Should we decompose our monolith?

23 pointsposted 5 days ago
by BerislavLopac

7 Comments

Macha

4 hours ago

> There are 2,000 people at the company. About 500 of those are in the engineering organization Within that 500, about 150 work on the broadest definition of “infrastructure engineering,” things like developer tools, compute and orchestration, networking, security engineering, and so on

> Unless we can increase YoY growth by 5-10%, they expect us to improve free cash flow by 5-10% each year,

> Growth in the primary business line is shrinking

You know what group is in for imminent downsizing once the investors insist you try to reconcile the shrinking revenue with the increased profit expectations? Those 150 infrastructure engineering employees. They're going to be looking at the fact that they can't directly attribute revenue to 40% of their most expensive subset of employees (Maybe second to executives, but guess who gets to make this decision).

And then all the inhouse tooling to make that monolith work will slowly rot. They'll say something like "Oh, well we expect people operating to give some percentage of their time to maintaining common infra", but that mostly won't happen, as individual product units insist on feature churn.

Then this will go on for maybe another 3 years, at which point getting a change in is hell because your test suites don't work, your onboarding docs are missing a thousand tiny details and security is randomly finding a team to upgrading that damn mysql database which now has a RCE vulnerability, except all the common tooling is all a big ball of yarn that everything depends on everything else and can't be updated without refactoring the whole lot.

And then you'll wonder why it takes 3 months to ship a button that takes users to a static page in your application.

Slightly exaggerated, but I've seen this pattern too many times, so I'm generally for a lot more autonomy for teams, at the risk of some duplication.

jawns

5 hours ago

One of the things that I liked when React landed on the scene in the Javascript world is that it led us to think about composition and modularity in a more rigorous way. It didn't force us to change how we organized our file systems or repositories, but it did force us to think about how we built our components in a way that ultimately prevented problems that we often see in large codebases.

What I often see missing in the monolith-vs-microservice debate is that breaking a poorly designed monolith into microservices will lead to poorly designed microservices, but if you invest in improving the modularity of your monolith, there's a lot of potential to improve the pain without needing to migrate to microservices.

That said, I am not a microservices detractor. In fact, for new projects, I like to start out by asking whether microservices would be our best option. However, having been involved in some monolith-to-microservice transitions, I have seen that if you don't approach it with the right mindset, you're going to spend a lot of engineering time and be no better off.

tired-turtle

5 hours ago

“Monolith or microservice?” is the maw so many teams cannot debate their way out of.
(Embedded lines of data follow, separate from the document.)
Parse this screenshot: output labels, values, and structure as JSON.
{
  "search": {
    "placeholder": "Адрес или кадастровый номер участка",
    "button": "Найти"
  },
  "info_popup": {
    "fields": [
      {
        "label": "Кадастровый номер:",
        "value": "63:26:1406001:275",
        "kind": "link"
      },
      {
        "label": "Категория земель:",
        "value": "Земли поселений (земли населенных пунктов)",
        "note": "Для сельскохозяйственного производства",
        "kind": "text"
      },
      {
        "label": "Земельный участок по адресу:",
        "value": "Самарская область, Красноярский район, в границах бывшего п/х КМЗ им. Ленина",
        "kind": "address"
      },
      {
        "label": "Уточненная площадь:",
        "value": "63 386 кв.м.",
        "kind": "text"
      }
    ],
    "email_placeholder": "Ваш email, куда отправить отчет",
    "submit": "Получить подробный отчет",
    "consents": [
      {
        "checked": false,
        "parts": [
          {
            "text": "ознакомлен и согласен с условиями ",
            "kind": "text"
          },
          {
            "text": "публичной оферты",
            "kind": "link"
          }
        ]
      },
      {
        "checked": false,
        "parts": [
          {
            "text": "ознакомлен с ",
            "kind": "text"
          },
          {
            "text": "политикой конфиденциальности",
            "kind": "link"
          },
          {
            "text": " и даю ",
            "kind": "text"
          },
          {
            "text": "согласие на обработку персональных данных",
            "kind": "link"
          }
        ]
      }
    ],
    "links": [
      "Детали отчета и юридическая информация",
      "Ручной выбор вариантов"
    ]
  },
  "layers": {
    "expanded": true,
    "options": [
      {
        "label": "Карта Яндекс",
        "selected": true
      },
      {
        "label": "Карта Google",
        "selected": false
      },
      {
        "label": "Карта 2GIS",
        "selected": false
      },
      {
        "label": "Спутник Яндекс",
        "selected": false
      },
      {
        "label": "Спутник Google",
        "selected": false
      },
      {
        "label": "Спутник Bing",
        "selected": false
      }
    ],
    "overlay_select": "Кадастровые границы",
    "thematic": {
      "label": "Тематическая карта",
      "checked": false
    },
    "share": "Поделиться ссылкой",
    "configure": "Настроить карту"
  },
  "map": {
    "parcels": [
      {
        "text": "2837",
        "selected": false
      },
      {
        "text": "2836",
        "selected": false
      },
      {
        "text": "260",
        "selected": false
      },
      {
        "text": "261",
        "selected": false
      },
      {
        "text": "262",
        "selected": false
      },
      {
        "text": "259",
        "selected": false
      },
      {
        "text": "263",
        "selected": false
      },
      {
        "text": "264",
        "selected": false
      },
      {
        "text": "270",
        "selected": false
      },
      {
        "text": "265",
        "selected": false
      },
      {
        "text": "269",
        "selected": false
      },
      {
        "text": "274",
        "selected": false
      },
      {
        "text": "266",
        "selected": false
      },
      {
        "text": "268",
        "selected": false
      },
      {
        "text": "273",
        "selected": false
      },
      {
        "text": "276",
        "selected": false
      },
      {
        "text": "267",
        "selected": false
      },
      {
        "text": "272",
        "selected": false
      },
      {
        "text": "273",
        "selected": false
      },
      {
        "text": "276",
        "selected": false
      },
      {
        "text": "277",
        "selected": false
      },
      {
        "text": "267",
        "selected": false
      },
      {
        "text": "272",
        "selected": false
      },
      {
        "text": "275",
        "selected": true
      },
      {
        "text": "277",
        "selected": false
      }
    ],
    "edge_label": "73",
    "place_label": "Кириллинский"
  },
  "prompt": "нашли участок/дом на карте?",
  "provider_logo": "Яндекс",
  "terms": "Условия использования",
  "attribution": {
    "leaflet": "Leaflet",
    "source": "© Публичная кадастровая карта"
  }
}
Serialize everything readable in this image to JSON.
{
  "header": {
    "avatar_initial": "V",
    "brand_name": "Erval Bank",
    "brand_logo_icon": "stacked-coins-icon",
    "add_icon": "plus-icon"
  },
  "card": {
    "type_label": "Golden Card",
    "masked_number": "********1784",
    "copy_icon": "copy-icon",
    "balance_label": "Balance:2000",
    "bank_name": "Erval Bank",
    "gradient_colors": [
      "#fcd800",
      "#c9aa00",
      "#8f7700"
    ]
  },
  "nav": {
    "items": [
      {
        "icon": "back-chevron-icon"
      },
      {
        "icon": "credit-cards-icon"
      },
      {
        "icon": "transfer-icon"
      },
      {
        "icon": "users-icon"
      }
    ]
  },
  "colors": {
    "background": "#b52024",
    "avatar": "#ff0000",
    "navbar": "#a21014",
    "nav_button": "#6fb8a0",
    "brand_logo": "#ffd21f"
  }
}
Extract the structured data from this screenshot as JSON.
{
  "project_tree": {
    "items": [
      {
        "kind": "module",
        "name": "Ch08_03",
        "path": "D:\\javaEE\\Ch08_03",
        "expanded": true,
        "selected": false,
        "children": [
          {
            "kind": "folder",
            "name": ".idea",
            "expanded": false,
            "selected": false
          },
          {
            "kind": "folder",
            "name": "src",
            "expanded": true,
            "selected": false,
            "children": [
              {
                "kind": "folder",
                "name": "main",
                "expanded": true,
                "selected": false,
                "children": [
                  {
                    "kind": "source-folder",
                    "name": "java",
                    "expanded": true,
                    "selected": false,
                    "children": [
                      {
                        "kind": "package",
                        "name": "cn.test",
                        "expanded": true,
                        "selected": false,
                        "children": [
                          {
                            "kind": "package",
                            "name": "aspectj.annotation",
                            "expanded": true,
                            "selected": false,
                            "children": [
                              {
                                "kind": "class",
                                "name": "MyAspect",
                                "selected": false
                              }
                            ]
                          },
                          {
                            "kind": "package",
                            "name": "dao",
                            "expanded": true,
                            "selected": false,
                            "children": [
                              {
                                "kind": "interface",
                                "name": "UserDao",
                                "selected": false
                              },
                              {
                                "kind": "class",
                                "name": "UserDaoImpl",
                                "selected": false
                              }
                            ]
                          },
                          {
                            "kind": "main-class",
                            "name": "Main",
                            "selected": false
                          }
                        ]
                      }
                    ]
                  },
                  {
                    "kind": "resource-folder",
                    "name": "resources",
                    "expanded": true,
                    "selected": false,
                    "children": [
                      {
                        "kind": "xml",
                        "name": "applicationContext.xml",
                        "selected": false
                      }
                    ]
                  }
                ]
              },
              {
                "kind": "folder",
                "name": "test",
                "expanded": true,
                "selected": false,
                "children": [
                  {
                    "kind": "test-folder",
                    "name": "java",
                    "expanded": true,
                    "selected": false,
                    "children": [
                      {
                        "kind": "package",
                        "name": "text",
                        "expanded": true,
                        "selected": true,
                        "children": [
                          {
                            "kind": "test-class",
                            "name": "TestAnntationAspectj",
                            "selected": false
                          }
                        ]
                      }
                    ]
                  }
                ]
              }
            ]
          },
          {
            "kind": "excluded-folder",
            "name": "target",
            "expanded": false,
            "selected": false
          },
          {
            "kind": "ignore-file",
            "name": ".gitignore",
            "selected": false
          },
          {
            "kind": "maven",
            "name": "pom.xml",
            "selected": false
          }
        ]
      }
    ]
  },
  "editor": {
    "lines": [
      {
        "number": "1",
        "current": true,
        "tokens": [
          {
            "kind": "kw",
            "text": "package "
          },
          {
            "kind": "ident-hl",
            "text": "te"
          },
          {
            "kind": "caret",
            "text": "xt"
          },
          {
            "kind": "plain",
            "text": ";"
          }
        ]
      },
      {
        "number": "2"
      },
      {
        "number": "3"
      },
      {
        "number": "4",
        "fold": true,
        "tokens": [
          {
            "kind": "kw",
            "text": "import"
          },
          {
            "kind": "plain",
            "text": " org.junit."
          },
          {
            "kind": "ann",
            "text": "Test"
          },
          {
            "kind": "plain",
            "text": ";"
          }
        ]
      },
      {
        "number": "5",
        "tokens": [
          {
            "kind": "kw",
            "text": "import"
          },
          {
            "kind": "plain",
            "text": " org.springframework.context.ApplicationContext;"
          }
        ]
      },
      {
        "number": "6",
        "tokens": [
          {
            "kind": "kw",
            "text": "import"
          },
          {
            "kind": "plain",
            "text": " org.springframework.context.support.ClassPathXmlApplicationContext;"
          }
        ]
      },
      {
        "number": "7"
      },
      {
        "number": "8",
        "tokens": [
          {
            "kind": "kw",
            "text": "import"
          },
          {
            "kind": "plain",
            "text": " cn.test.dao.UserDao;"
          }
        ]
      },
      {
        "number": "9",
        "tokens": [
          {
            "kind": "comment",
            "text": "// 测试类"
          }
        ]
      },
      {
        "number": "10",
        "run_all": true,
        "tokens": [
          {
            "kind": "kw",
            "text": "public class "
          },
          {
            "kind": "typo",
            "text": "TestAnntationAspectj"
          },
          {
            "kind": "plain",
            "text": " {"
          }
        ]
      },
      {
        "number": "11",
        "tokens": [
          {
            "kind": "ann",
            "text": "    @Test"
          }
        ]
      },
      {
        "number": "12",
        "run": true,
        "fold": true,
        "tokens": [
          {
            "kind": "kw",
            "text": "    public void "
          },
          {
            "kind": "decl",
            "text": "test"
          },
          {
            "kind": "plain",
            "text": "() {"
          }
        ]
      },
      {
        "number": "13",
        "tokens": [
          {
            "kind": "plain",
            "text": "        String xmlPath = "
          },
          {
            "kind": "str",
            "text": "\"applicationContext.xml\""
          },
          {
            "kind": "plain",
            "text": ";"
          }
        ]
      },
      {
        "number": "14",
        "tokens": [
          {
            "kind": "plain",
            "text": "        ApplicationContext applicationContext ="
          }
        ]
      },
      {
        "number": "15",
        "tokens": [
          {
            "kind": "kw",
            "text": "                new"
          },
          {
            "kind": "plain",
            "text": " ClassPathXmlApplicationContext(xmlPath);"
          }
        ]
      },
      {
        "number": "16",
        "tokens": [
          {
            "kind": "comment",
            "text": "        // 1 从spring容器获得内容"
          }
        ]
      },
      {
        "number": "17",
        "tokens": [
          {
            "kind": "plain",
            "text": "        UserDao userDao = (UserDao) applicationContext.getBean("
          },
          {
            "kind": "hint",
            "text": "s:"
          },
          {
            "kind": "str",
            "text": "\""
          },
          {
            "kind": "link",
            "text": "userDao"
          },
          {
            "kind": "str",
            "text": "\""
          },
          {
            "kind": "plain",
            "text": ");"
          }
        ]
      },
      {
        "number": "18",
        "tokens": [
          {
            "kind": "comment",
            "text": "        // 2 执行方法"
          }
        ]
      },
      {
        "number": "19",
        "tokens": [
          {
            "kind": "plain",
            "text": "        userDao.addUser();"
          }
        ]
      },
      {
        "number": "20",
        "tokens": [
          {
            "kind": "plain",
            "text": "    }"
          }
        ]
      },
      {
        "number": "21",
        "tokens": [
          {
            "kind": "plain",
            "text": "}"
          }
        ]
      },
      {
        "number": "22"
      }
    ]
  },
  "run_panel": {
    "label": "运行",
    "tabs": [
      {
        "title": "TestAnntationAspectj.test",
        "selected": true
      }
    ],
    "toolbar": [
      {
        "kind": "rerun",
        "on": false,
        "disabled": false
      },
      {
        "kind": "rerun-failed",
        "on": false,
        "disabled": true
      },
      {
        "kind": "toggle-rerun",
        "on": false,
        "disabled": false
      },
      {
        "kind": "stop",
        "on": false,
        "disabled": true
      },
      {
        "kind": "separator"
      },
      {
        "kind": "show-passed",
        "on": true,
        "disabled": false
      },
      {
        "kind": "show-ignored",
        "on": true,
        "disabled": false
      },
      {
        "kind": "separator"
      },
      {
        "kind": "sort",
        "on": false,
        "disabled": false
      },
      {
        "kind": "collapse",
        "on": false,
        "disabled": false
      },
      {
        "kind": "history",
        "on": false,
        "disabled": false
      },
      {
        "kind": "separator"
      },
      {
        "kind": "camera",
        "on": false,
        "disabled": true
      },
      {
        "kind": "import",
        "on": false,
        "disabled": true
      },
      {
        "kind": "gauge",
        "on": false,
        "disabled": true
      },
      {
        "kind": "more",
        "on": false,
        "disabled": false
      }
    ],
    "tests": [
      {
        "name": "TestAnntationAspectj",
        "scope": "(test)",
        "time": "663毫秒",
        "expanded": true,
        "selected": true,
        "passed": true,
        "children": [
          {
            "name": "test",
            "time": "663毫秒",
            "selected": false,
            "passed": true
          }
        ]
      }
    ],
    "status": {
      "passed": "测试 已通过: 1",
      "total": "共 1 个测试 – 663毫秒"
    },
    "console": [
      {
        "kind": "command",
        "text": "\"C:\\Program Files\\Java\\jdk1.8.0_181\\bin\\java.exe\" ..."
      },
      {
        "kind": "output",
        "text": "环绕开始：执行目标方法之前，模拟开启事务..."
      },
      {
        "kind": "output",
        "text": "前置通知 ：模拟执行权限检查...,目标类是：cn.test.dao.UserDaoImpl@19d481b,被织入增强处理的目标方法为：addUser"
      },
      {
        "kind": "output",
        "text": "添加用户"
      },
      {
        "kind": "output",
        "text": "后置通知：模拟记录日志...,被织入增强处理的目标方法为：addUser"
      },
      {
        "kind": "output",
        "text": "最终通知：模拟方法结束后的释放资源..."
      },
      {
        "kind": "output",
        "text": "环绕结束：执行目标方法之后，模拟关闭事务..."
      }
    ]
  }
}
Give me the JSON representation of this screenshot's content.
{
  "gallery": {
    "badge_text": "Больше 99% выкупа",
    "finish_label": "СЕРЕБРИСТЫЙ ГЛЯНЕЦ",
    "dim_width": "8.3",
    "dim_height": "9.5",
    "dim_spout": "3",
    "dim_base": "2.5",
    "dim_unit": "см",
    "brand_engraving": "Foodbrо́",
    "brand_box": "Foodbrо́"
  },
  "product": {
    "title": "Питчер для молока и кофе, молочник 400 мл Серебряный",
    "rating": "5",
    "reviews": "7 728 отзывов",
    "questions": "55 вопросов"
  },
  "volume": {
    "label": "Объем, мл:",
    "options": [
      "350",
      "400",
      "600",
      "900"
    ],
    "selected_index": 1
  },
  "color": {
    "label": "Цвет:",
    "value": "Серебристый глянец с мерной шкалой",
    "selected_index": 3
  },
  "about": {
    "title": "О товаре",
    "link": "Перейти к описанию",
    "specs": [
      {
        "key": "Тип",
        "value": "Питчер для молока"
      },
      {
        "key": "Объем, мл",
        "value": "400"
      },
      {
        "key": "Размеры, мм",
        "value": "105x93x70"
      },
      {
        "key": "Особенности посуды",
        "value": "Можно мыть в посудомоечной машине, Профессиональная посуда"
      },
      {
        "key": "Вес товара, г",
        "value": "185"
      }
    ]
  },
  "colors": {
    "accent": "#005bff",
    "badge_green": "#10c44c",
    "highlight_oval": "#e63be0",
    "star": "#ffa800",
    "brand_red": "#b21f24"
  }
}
I encourage my team to think in terms of domain (like DDD), similar to the author’s approach of demarcating by “business unit.”

If something is a coherent domain and can (mostly) stand alone, keep it all together in the same service; otherwise, make a new service for your new domain. The trick, of course, is knowing how broad a domain to cut out of your web of services and responsibilities.

henryfjordan

5 hours ago

> Business units should always operate in their own code repository and monolith.

> Except for new business unit monoliths, we don’t allow new services.

This assumes that your business will not change, that there are perfectly developed interfaces between "business units" (whatever that term means, it's not particularly clear from the doc how large these are).

It's nice to say "1 team -> 1 application" but that ignores many realities on the ground. Sometimes domains are "solved" or stable, freeing up a team to work on something else. Should they smash their new work into the same application as their old work just because? What do we do when a team dissolves (ie laid off) but their application cannot be shut down?

This article is ok as a case study but is hardly sound advice in general. It does list some specifics about the business being discussed, but then waxes poetic about the entire industry backpedaling from microservices because of interest rates? The only worthwhile thing to take away from this article is that each business is different and should weigh the tradeoffs for themselves.